Many people said they had to walk more than a kilometre from the venue to access their mobile networks.
However, West Bengal Inspector General of Police (law and order) Raj Kanojia told IANS: “I don’t know about any phone jammers. I had been talking to my personnel posted at Singur since morning without any difficulties.”
Moreover, power supply was disrupted about five times at the agitation site.
Progressive Indira Congress chief Somen Mitra told the gathering: “This is a conspiracy against us. But the Communist Party of India-Marxist (CPI-M) does not know that they cannot stop people’s movement like this. The message of this movement will reach out to people across West Bengal.”
Banerjee too said: “CPI-M cadres will try to thwart our movement. We have to be careful so that we don’t fall into their trap.”

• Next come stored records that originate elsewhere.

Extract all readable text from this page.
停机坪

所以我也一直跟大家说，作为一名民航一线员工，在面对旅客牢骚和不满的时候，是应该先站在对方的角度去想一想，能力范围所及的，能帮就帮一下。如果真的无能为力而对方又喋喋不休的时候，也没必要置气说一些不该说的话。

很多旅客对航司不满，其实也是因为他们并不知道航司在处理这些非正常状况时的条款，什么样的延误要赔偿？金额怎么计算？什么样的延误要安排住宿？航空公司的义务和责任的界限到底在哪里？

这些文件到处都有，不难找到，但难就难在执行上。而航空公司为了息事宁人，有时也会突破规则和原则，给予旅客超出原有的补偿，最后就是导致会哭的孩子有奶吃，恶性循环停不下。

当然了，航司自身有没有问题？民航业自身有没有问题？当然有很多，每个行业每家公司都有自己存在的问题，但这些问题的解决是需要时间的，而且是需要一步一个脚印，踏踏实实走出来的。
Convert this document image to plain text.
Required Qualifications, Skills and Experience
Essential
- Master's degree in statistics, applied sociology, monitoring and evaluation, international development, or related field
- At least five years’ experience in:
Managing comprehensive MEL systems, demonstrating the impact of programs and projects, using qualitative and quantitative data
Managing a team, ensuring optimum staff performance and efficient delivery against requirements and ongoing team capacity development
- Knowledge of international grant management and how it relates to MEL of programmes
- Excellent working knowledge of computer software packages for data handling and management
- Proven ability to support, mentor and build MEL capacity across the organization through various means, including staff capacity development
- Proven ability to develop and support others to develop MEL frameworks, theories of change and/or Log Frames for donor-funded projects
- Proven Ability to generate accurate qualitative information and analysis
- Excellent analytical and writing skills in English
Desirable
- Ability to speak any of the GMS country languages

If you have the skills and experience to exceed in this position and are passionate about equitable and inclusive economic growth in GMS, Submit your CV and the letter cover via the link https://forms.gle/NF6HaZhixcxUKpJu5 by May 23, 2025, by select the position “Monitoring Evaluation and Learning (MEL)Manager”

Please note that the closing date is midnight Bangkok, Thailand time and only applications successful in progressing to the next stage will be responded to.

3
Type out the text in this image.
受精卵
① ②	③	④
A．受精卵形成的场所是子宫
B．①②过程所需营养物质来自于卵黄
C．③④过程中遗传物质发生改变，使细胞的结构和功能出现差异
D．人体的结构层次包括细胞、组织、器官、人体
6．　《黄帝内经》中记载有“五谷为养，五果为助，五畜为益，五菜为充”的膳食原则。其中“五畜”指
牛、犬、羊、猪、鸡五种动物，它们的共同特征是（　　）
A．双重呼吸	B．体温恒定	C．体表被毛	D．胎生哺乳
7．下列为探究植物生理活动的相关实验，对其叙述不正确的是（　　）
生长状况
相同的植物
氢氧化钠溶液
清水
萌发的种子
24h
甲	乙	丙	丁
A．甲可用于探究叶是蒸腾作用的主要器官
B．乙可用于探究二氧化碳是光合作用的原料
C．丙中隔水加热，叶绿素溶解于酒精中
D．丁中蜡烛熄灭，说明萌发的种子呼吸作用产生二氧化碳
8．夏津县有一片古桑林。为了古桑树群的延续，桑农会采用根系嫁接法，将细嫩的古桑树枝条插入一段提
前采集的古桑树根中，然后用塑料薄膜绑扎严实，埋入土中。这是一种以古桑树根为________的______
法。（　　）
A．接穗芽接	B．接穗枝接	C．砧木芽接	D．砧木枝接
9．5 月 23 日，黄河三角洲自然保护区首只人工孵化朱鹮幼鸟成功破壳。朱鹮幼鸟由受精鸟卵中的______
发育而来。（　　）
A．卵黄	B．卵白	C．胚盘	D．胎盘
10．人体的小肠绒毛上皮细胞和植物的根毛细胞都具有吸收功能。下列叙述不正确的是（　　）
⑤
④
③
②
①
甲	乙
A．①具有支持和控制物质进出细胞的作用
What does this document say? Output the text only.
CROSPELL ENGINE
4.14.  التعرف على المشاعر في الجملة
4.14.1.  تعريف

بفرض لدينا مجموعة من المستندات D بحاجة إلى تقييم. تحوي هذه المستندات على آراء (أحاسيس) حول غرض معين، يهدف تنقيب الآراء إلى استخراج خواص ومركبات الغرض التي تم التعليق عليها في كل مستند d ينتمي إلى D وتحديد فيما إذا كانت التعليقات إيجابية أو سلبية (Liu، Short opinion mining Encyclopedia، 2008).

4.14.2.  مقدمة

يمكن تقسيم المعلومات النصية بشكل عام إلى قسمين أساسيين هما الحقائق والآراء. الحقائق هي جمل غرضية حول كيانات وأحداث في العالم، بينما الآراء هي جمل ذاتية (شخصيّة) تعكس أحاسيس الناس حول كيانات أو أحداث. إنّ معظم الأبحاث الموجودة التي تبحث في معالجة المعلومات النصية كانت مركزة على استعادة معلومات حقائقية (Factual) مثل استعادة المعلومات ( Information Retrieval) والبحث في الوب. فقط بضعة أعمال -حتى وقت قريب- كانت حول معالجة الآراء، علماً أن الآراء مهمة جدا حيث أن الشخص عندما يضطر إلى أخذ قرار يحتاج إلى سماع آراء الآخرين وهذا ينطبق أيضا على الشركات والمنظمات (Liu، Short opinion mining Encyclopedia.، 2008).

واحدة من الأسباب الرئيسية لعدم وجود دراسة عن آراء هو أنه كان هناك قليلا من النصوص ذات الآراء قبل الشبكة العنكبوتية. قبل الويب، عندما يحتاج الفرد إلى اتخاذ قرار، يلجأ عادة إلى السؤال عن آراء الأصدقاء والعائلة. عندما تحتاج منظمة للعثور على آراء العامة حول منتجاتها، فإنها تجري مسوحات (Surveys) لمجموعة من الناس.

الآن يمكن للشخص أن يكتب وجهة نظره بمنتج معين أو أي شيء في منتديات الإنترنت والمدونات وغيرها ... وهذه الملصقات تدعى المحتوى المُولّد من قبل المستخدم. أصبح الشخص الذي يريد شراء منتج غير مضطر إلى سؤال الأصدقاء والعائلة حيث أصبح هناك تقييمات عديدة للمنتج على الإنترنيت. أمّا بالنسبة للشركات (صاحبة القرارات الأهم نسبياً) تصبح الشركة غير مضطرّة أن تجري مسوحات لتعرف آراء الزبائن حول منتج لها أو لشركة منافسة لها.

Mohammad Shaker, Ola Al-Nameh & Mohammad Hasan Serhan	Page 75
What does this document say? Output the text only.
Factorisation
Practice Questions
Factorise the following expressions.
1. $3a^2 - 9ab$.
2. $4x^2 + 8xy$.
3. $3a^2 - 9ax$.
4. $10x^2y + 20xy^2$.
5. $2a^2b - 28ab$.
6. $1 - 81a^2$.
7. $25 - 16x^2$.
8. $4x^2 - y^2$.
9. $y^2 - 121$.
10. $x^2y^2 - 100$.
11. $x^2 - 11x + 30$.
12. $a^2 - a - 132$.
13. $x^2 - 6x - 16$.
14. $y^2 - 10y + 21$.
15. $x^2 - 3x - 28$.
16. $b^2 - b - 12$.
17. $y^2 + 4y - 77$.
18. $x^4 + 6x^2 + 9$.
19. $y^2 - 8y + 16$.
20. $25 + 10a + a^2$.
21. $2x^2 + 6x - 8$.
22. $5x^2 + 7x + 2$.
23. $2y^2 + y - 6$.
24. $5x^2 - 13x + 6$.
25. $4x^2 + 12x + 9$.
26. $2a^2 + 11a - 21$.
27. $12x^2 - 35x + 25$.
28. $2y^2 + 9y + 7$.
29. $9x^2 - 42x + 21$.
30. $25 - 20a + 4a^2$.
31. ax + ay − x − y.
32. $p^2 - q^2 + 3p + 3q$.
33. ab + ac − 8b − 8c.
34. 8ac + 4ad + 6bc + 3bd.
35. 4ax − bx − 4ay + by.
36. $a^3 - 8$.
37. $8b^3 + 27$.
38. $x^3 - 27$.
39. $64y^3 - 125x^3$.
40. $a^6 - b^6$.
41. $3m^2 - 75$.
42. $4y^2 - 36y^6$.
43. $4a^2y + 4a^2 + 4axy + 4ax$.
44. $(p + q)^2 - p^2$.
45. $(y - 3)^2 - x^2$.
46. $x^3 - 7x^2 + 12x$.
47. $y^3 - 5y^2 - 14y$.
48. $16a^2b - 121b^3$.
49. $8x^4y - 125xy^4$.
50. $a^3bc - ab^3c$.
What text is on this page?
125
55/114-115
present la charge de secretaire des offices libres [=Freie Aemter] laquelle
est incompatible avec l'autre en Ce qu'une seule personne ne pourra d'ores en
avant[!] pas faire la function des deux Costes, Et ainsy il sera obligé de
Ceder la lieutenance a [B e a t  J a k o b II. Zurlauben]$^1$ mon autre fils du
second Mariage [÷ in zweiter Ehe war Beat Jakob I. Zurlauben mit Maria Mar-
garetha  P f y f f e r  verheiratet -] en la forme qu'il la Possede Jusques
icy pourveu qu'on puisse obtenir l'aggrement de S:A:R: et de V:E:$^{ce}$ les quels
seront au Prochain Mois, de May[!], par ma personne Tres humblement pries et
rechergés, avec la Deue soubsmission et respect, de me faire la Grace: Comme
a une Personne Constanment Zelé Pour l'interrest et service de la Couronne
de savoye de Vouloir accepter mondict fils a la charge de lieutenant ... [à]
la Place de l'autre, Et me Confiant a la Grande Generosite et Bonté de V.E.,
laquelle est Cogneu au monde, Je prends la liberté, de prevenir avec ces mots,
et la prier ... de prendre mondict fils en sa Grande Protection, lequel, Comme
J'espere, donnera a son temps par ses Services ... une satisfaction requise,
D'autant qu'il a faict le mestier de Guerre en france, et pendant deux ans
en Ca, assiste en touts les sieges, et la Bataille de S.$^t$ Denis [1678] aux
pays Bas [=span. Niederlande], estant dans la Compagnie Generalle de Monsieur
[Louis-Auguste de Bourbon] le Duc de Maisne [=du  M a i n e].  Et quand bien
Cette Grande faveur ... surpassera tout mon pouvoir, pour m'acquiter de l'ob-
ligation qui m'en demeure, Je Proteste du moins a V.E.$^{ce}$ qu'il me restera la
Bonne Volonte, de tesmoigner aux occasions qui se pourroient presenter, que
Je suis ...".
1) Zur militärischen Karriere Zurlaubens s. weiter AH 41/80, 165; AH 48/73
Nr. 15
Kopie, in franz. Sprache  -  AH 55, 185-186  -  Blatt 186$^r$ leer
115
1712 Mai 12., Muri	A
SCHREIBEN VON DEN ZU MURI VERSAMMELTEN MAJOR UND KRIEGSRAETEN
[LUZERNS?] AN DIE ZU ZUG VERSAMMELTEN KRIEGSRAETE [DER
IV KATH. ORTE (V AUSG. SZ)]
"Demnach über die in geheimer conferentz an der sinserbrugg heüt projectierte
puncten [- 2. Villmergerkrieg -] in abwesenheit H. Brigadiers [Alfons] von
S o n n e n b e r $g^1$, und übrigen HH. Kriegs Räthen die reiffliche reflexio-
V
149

Thousands of people arrived at Singur, in Hooghly district and about 40 km from Kolkata, since early morning braving the scorching heat to observe the indefinite agitation in front of the Tata Motors small car factory along with the Krishijami Jiban Jibika Raksha Committee, backed by the state’s main opposition party Trinamool Congress.
The committee has called for the indefinite agitation at the Tata Motors factory which is set to roll out the world’s cheapest car Nano.
Their demand to the Left Front government is to return to farmers the 400 acres of farmland, out of total 997.11 acre, taken for building ancillary industries adjacent to the main plant.
Men and women, old and young poured in at the 21 agitation camps in trucks and rickshaw vans and gathered at the nearby Durgapur Expressway.
There were at least five mass organisations and 16 political parties, including Trinamool Congress, Party of Democratic Socialism (PDS), Progressive Indira Congress and Socialist Unity Centre of India (SUCI) participating in the protests.
As a result, the expressway was clogged and closed down, causing difficulties to people.